Afin d’éviter le passage trop brusque de l’obscurité à la lumière, on avait tendu sur les croisées des serges vertes ; puis les fenêtres se rouvrirent franchement, et quand les acteurs de ce triste drame purent se regarder au plein jour, ce fut pour apprécier les changements survenus pendant la réclusion. Frédérique avait vieilli, obligée de changer sa coiffure, de rabattre ses cheveux vers les tempes pour cacher des ondes blanches. Le petit prince, tout pâle, abritait sous un bandeau son œil droit ; et tout son visage, effleuré de petites grimaces, de rides précoces, semblait porter le poids de ce bandeau. Quelle vie nouvelle pour lui que cette vie de blessé ! À table, il dut rapprendre à manger, sa cuiller, sa fourchette mal dirigées allant cogner son front ou son oreille par cette gaucherie d’un sens entraînant toutes les autres. Il riait de son petit rire d’enfant malade, et la reine à tout instant se détournait pour cacher des larmes. Dès qu’il put descendre au jardin, ce furent d’autres angoisses. Il hésitait, butait à chaque pas, prenait l’oblique pour le droit, tombait même, ou bien, tout craintif, reculait au moindre obstacle, s’accrochant aux mains, aux jupes de sa mère, tournant les angles connus du parc comme autant d’embûches dressées. La reine essayait de réveiller au moins son esprit, mais la secousse avait été trop forte sans doute ; avec le rayon visuel on eût dit qu’elle avait éteint un rayon d’intelligence. Il comprenait bien, le pauvre petit, la peine que son état causait à sa mère ; en lui parlant il relevait la tête avec effort, lui adressait un regard timide et gauche comme pour demander grâce de sa faiblesse. Mais il ne pouvait vaincre certains effrois physiques mal raisonnés. Ainsi le bruit d’une détonation à la lisière du bois, la première entendue depuis l’accident, lui causait presque une attaque d’épilepsie. La première fois aussi où on lui parla de monter sur le poney, il se mit à trembler de tout son corps.

— Non… non… Je vous en prie, disait-il en se serrant contre Fredérique… Prenez-moi dans le landau avec vous… J’ai trop peur…

— Peur de quoi ?

— J’ai peur… bien peur…

Ni raisonnements, ni prières, rien n’y faisait.

— Allons, commanda la reine avec un mouvement de sourde colère, attelez le landau.

C’était un beau dimanche de la fin de l’automne, rappelant ce dimanche de mai où ils étaient allés à Vincennes. Au contraire de ce jour-là, Frédérique était excédée de la foule roturière répandue par les allées et les pelouses. Cette gaieté en plein air, ces odeurs de victuailles l’écœuraient. Maintenant la misère, la tristesse, sortaient pour elle de tous ces groupes, malgré les rires et les vêtements de fête. L’enfant, essayant de dérider le beau visage dont il s’attribuait l’expression désenchantée, entourait sa mère de câlineries passionnées et timides.

— Vous m’en voulez, maman, de n’avoir pas pris le poney ?

Non, elle ne lui en voulait pas. Mais comment ferait-il le jour du couronnement, quand ses sujets le rappelleraient ? Un roi devait savoir monter à cheval.

La petite tête ridée se tourna pour regarder la reine de son œil unique, interrogeant :

— Vous croyez, bien vrai, qu’ils voudront de moi encore, comme je suis là ?

Il avait l’air bien chétif, bien vieux. Frédérique pourtant s’indigna de ce doute, parla du roi de Westphalie, tout à fait aveugle, lui.

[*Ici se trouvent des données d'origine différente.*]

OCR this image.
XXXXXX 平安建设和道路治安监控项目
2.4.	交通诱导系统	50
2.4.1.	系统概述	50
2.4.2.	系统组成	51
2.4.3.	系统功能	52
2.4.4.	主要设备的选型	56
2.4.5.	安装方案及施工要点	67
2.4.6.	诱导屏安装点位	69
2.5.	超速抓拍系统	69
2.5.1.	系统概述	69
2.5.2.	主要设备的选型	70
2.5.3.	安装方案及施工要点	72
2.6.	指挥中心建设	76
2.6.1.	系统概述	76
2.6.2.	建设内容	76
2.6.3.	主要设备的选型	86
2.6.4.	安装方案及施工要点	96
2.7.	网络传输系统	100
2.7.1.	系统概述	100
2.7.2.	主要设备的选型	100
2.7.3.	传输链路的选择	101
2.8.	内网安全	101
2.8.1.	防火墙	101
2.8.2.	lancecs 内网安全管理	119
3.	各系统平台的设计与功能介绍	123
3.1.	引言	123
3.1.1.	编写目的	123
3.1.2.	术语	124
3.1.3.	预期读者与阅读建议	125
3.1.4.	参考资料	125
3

— Oh ! un roi pour rire… On l’a renvoyé.

Elle lui raconta alors l’histoire de Jean de Bohême à la bataille de Crécy, requérant ses chevaliers de le conduire assez avant pour qu’il pût férir un coup d’épée, et si avant l’avaient mené qu’on les retrouva tous morts le lendemain, leurs corps étendus, leurs chevaux liés ensemble.

— C’est terrible… terrible… disait Léopold.

Et il restait là, frissonnant, plongé dans ce conte héroïque comme dans une féerie de madame de Silvis, si petit, si faible, si peu roi ! À ce moment, la voiture quitta les abords du lac pour une allée étroite où il n’y avait guère que la place des roues. Quelqu’un se rangea vivement au passage, un homme que l’enfant ne put pas voir, gêné par son bandeau, mais que la reine reconnut bien, elle. Grave, l’air dur, d’un mouvement de tête elle lui montra le pauvre infirme, blotti dans ses jupes, leur chef-d’œuvre écroulé, ce débris, cette épave d’une grande race. Ce fut leur dernière rencontre ; et Méraut quitta définitivement Saint-Mandé.